De uma empresa que sofria dificuldades como o setor em geral, mas que tinha cobertura de analistas e havia projeções positivas com uma nova gestão, ela passou a sofrer escrutínio do mercado, viu suas ações derreterem, impactou o mercado de crédito, levou a muitas dúvidas sobre a governança corporativa e agora é pouco acompanhada por especialistas do setor, que ainda veem um futuro bastante incerto para a varejista. Abaixo, relembramos os principais eventos neste último ano de Americanas em seis perguntas e respostas e também o que esperar para as ações. Confira:
- O que desencadeou a crise na Americanas?

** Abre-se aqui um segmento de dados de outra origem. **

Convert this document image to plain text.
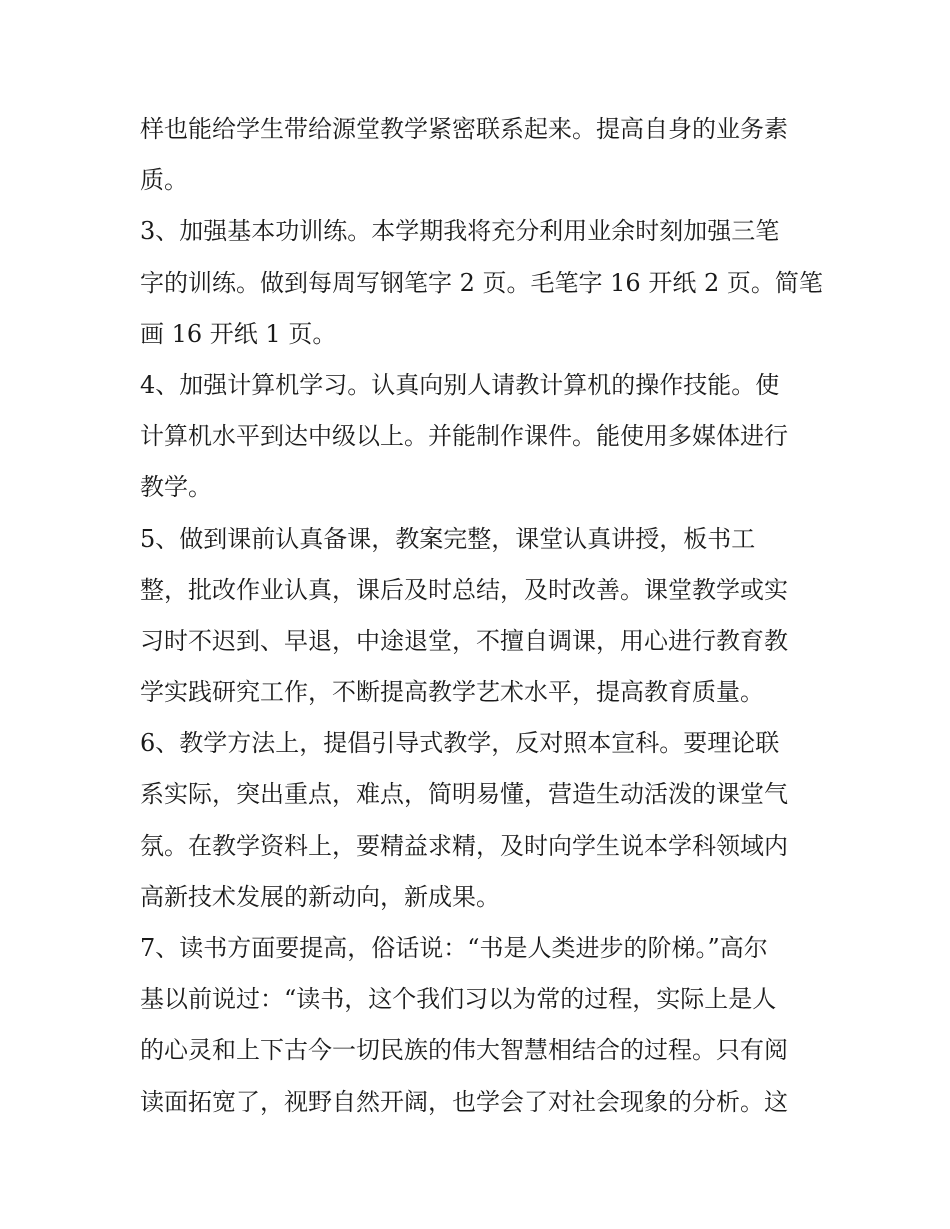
样也能给学生带给源堂教学紧密联系起来。提高自身的业务素
质。
3、加强基本功训练。本学期我将充分利用业余时刻加强三笔
字的训练。做到每周写钢笔字 2 页。毛笔字 16 开纸 2 页。简笔
画 16 开纸 1 页。
4、加强计算机学习。认真向别人请教计算机的操作技能。使
计算机水平到达中级以上。并能制作课件。能使用多媒体进行
教学。
5、做到课前认真备课，教案完整，课堂认真讲授，板书工
整，批改作业认真，课后及时总结，及时改善。课堂教学或实
习时不迟到、早退，中途退堂，不擅自调课，用心进行教育教
学实践研究工作，不断提高教学艺术水平，提高教育质量。
6、教学方法上，提倡引导式教学，反对照本宣科。要理论联
系实际，突出重点，难点，简明易懂，营造生动活泼的课堂气
氛。在教学资料上，要精益求精，及时向学生说本学科领域内
高新技术发展的新动向，新成果。
7、读书方面要提高，俗话说：“书是人类进步的阶梯。”高尔
基以前说过：“读书，这个我们习以为常的过程，实际上是人
的心灵和上下古今一切民族的伟大智慧相结合的过程。只有阅
读面拓宽了，视野自然开阔，也学会了对社会现象的分析。这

Na noite do dia 11 de janeiro de 2023, a Americanas comunicou inconsistências contábeis no valor de R$ 20 bilhões. No mesmo dia, os recém chegados CEO Sergio Rial e o CFO André Covre renunciaram aos cargos. Já no dia seguinte ao comunicado (12), as ações caíram 77%, passando de R$ 12 para R$ 2,72 e perdendo R$ 8,34 bilhões de valor de mercado, já com a percepção de que a companhia enfrentaria muitas dificuldades por conta do rombo. No dia 19 de janeiro do ano passado, a varejista oficializou o seu pedido de recuperação judicial, sendo excluída de 14 índices da B3. No dia 20, a ação chegou a R$ 0,79, virando uma penny stock. Em um ano, a queda é de 93%, com os ativos fechando a sessão da última quarta-feira a R$ 0,84 e valendo R$ 776 milhões.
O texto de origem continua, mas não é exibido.